Poe's Short Stories

Death

Poe is interred at Westminster Hall in Baltimore, Maryland (Lat: 39.29027; Long: −76.62333); the circumstances and cause of his death remain uncertain.

On October 3, 1849, Poe was found semiconscious in Baltimore, "in great distress, and... in need of immediate assistance", according to Joseph W. Walker, who found him.[74] He was taken to the Washington Medical College, where he died on Sunday, October 7, 1849, at 5:00 in the morning.[75] Poe was not coherent long enough to explain how he came to be in his dire condition and why he was wearing clothes that were not his own. He is said to have repeatedly called out the name "Reynolds" on the night before his death, though it is unclear to whom he was referring. His attending physician said that Poe's final words were, "Lord help my poor soul".[75] All of the relevant medical records have been lost, including Poe's death certificate.[76]

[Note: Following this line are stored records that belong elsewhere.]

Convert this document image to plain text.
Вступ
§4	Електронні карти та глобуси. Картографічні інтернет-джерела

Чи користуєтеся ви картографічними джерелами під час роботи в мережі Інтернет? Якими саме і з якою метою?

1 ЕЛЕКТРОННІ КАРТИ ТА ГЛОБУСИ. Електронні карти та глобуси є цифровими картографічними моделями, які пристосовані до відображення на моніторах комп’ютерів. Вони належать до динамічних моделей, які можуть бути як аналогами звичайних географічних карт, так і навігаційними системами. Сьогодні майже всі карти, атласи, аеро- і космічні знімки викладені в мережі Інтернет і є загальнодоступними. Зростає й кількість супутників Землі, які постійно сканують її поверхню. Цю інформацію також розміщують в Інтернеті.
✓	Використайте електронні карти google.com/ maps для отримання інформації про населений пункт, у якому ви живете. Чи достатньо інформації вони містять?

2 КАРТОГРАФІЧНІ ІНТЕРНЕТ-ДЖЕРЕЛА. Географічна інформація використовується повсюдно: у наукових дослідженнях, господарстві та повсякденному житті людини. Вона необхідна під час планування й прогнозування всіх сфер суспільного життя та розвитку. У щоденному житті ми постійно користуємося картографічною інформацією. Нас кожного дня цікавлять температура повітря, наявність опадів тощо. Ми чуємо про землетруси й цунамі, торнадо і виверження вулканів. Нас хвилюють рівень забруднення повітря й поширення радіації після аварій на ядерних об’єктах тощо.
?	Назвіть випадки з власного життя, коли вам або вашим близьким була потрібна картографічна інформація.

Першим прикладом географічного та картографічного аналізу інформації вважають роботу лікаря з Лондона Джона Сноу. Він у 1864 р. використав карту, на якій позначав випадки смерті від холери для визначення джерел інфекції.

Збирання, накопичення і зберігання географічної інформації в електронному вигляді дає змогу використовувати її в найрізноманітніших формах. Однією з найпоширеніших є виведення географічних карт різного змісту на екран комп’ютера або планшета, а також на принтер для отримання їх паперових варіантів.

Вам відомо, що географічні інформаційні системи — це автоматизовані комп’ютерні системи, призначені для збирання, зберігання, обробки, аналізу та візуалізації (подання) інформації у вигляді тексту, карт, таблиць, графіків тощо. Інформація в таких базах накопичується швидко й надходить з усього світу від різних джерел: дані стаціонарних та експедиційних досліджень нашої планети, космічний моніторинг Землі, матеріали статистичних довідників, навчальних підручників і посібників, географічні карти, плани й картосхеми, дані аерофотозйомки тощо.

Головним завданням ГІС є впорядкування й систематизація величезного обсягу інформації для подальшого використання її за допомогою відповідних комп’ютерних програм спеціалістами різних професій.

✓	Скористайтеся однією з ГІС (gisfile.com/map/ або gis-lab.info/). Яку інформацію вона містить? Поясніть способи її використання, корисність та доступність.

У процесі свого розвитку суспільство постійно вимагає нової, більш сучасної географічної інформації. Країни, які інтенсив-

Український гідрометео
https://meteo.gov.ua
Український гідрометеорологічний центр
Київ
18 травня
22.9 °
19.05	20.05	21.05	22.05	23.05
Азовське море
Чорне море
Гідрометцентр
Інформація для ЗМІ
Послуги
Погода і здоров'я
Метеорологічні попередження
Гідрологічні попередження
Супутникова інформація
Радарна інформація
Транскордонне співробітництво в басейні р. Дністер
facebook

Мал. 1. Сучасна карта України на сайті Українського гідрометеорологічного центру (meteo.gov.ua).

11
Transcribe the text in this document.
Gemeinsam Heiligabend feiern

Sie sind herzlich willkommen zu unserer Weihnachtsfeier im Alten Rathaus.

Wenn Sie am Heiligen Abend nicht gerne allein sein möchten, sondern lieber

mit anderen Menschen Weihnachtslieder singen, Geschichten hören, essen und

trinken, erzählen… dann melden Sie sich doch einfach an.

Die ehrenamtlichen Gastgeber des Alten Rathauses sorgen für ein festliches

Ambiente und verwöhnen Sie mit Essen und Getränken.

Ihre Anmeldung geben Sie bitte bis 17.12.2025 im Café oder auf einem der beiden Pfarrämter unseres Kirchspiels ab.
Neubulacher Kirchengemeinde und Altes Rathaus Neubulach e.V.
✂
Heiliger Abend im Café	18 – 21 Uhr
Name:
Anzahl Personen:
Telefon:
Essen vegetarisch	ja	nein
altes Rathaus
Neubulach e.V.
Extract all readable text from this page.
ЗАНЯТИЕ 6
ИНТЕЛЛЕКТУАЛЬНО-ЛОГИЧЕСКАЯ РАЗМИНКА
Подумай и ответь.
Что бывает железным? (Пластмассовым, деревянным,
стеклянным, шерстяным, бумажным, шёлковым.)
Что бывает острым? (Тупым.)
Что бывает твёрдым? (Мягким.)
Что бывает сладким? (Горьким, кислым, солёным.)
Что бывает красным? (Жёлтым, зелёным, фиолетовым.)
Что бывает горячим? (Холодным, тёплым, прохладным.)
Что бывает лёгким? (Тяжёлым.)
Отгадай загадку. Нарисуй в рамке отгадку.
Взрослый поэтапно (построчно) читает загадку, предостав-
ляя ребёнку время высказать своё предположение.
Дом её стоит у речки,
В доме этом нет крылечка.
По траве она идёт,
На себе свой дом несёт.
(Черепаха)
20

Newspapers at the time reported Poe's death as "congestion of the brain" or "cerebral inflammation", common euphemisms for death from disreputable causes such as alcoholism.[77] The actual cause of death remains a mystery.[78] Speculation has included delirium tremens, heart disease, epilepsy, syphilis, meningeal inflammation,[5] cholera,[79] carbon monoxide poisoning,[80] and rabies.[81] One theory dating from 1872 suggests that Poe's death resulted from cooping, a form of electoral fraud in which citizens were forced to vote for a particular candidate, sometimes leading to violence and even murder.[82]

Griswold's memoir

Immediately after Poe's death, his literary rival Rufus Wilmot Griswold wrote a slanted high-profile obituary under a pseudonym, filled with falsehoods that cast Poe as a lunatic, and which described him as a person who "walked the streets, in madness or melancholy, with lips moving in indistinct curses, or with eyes upturned in passionate prayers, (never for himself, for he felt, or professed to feel, that he was already damned)".[83]

The long obituary appeared in the New York Tribune, signed "Ludwig" on the day that Poe was buried in Baltimore. It was further published throughout the country. The obituary began, "Edgar Allan Poe is dead. He died in Baltimore the day before yesterday. This announcement will startle many, but few will be grieved by it."[84] "Ludwig" was soon identified as Griswold, an editor, critic, and anthologist who had borne a grudge against Poe since 1842. Griswold somehow became Poe's literary executor and attempted to destroy his enemy's reputation after his death.[85]

Griswold wrote a biographical article of Poe called "Memoir of the Author", which he included in an 1850 volume of the collected works. There he depicted Poe as a depraved, drunken, drug-addled madman and included Poe's letters as evidence.[85] Many of his claims were either lies or distortions; for example, it is seriously disputed that Poe was a drug addict.[86] Griswold's book was denounced by those who knew Poe well,[87] including John Neal, who published an article defending Poe and attacking Griswold as a "Rhadamanthus, who is not to be bilked of his fee, a thimble-full of newspaper notoriety".[88] Griswold's book nevertheless became a popularly accepted biographical source. This was in part because it was the only full biography available and was widely reprinted, and in part because readers thrilled at the thought of reading works by an "evil" man.[89] Letters that Griswold presented as proof were later revealed as forgeries.[90]